David Oks wrote an essay reminding us that in many countries, even the most basic statistic—the population—is often shockingly uncertain or even outright fabricated. It’s a good reminder that many of the numbers we rely on for international comparisons, like crime rates and economic indices, are similarly troubled by incompatible definitions, uneven measurement, and varying degrees of manipulation. Ask Google what the population of Afghanistan is, and it will happily show you an annual timeline of population since 1960, but the tidiness of the chart belies the murkiness of the estimate.

One of the drawbacks of easily accessible international datasets from organizations like the World Bank and Our World in Data is that they paper over the huge differences among the underlying source datasets. Ultimately, you end up with one number from each country and the implication that they are all pointing to a single construct. This makes it far too easy to draw confident comparisons between countries that simply aren’t measuring the same thing. Without being forced to assemble these datasets yourself, it’s difficult to appreciate how messy it is to measure “the same thing” across different places (or even to measure the same thing over time within one place).
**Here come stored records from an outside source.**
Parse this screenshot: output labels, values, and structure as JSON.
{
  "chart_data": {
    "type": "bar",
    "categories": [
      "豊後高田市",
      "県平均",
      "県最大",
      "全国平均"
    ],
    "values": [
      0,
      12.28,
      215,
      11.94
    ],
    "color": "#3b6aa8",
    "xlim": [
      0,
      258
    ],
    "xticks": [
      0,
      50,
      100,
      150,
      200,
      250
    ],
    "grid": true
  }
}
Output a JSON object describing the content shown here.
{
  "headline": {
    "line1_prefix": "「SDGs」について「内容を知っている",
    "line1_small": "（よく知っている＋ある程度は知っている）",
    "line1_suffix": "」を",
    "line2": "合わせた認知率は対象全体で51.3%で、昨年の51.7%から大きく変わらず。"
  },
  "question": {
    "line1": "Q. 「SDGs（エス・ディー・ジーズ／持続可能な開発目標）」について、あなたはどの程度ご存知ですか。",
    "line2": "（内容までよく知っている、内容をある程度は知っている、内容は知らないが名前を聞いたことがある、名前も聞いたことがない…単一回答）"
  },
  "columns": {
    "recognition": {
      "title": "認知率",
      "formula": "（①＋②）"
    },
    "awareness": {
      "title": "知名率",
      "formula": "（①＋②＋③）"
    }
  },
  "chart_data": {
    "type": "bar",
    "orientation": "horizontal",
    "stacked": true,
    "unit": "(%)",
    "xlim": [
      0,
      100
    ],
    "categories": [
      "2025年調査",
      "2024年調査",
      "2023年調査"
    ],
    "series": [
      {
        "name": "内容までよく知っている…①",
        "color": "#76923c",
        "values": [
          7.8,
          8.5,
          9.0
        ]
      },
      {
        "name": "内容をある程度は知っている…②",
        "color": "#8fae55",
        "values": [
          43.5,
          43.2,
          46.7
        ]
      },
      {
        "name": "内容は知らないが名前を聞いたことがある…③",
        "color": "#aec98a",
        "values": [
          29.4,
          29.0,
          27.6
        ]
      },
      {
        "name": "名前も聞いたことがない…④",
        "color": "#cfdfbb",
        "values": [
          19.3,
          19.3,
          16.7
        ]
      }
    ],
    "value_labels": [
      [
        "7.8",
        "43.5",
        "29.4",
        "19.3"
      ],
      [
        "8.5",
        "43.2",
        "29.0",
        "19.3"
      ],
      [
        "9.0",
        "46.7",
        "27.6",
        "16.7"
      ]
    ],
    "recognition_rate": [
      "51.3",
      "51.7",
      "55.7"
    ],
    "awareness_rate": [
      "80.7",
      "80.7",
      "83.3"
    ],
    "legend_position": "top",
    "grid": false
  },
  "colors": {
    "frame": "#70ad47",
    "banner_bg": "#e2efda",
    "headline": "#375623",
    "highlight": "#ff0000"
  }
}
When evaluating a statistical claim, it’s always worth asking where the numbers come from and how they were measured. It’s easy to take figures at face value, especially when they’re rarely presented with any explicit uncertainty, which may be large. This goes double for more esoteric constructs like freedom scores or corruption indices, which often show up in social media posts cheerleading (or doom-mongering) one country over another. I remember one slickly produced video uncritically comparing COVID-19 statistics between Australia and Niger on the basis that they have the same population (do they?). Niger is one of the poorest and youngest countries in the world, and differences in demographics and health infrastructure alone invalidate any straightforward comparison with a wealthy Western country.

Of course, the even greater error would be to be critical of how numbers are sourced only when they disagree with your ideological preferences.